The Catalogue was introduced at the international festival around Abel's music, Abel 300, held by the city of Köthen in June 2023 on the occasion of the tercentenary of the composer's birth. During the festival, Leonore von Zadow-Reichling and Günter von Zadow of Edition Güntersberg received the new biennial Abel Prize, for their efforts to retrieve and publish Abel's works.

== Description ==
The catalogue is arranged in groups by the number of players intended for each piece, as Abel wrote predominantly chamber music:
- Category A – One Instrument
- Category B – Two Instruments
- Category C – Three instruments
- Category D – Four instruments
- Category E – Symphonies
- Category F – Concertos
- Category G – Other works.
The numbering is open to the addition of more works, should they be found. Each category begins with an overview of the works, providing context. For each of the 420 compositions, a description with incipit, sources and concordances is provided.

The catalogue features indexes by opus number, autographs and manuscripts.
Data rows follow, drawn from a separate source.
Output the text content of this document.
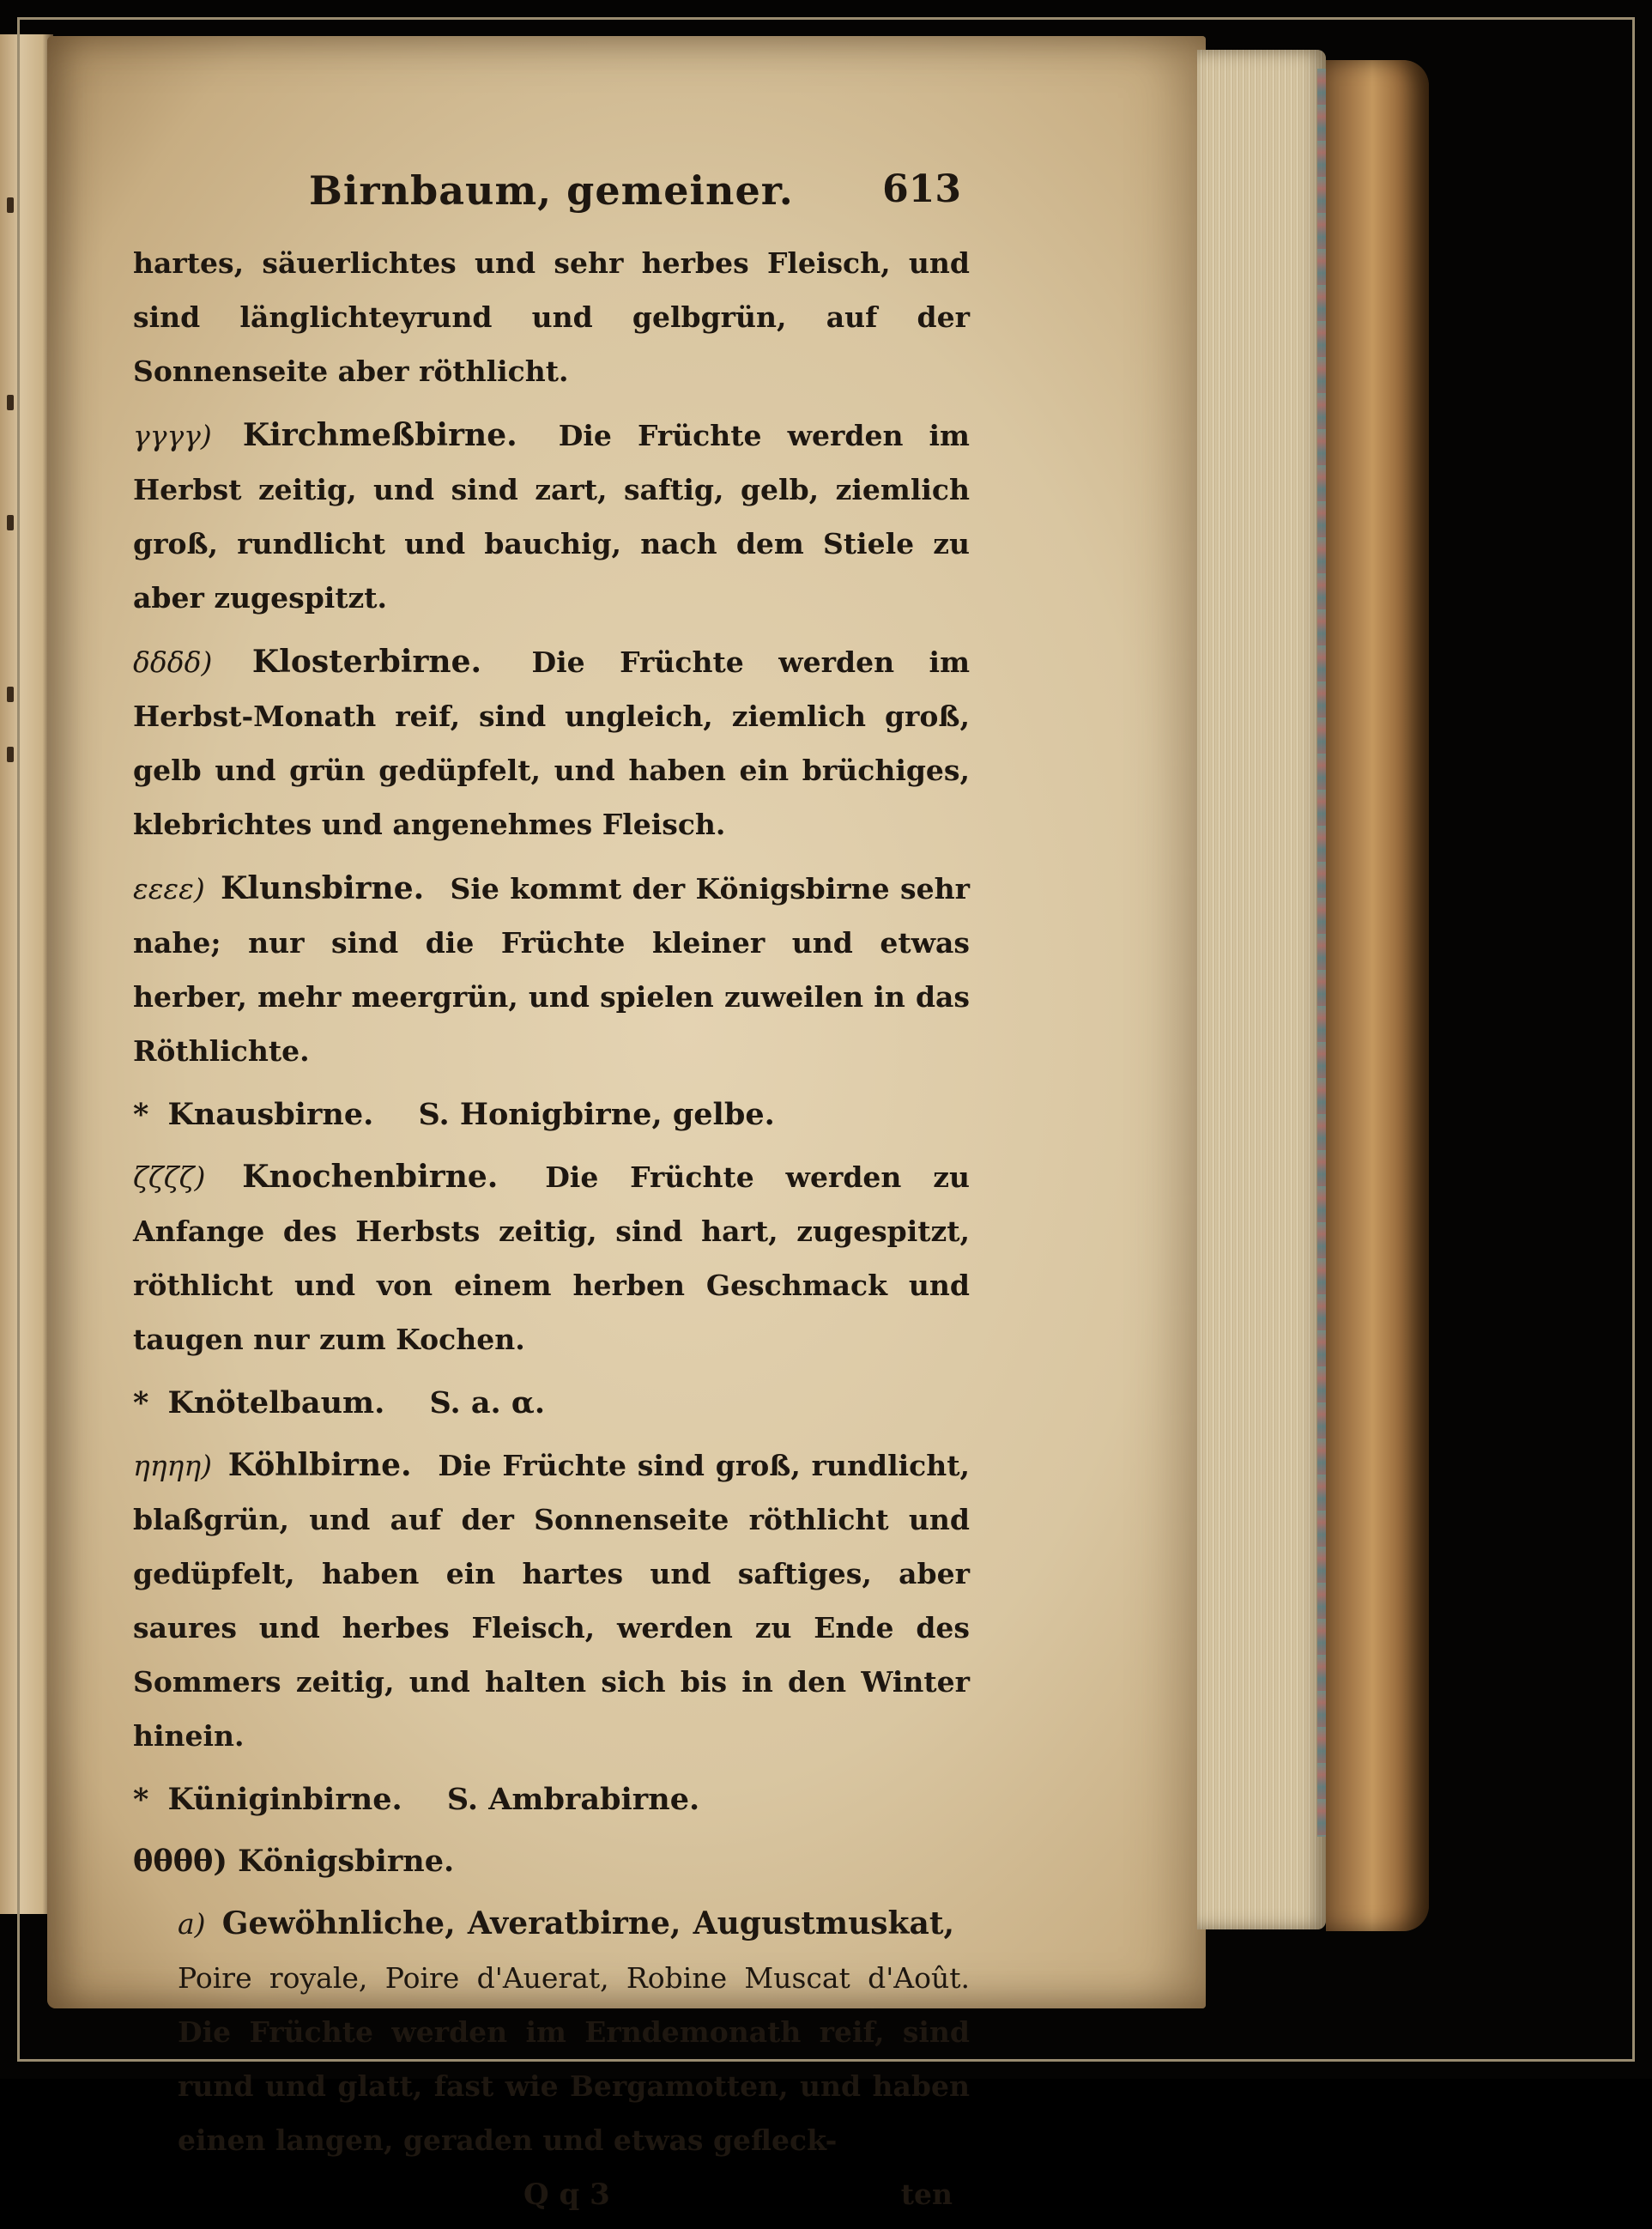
Birnbaum, gemeiner. 613

hartes, säuerlichtes und sehr herbes Fleisch, und sind länglichteyrund und gelbgrün, auf der Sonnenseite aber röthlicht.

γγγγ) Kirchmeßbirne. Die Früchte werden im Herbst zeitig, und sind zart, saftig, gelb, ziemlich groß, rundlicht und bauchig, nach dem Stiele zu aber zugespitzt.

δδδδ) Klosterbirne. Die Früchte werden im Herbst-Monath reif, sind ungleich, ziemlich groß, gelb und grün gedüpfelt, und haben ein brüchiges, klebrichtes und angenehmes Fleisch.

εεεε) Klunsbirne. Sie kommt der Königsbirne sehr nahe; nur sind die Früchte kleiner und etwas herber, mehr meergrün, und spielen zuweilen in das Röthlichte.

* Knausbirne. S. Honigbirne, gelbe.

ζζζζ) Knochenbirne. Die Früchte werden zu Anfange des Herbsts zeitig, sind hart, zugespitzt, röthlicht und von einem herben Geschmack und taugen nur zum Kochen.

* Knötelbaum. S. a. α.

ηηηη) Köhlbirne. Die Früchte sind groß, rundlicht, blaßgrün, und auf der Sonnenseite röthlicht und gedüpfelt, haben ein hartes und saftiges, aber saures und herbes Fleisch, werden zu Ende des Sommers zeitig, und halten sich bis in den Winter hinein.

* Küniginbirne. S. Ambrabirne.

θθθθ) Königsbirne.

a) Gewöhnliche, Averatbirne, Augustmuskat, Poire royale, Poire d'Auerat, Robine Muscat d'Août. Die Früchte werden im Erndemonath reif, sind rund und glatt, fast wie Bergamotten, und haben einen langen, geraden und etwas gefleck-

Q q 3	ten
It lists publishers, printed editions in RISM, and concordances to older catalogues. An index of incipits for all movements in the catalogue facilitates finding a work when the title is not known. They are grouped by key, and within a key, by beginning intervals. In an appendix, a timeline of Abel's published works is provided, with approximate dates as most editions are undated, and their dates can only be deducted from secondary sources.

One of two portraits of Abel by Thomas Gainsborough appears on the title page; other illustrations include title pages of prints.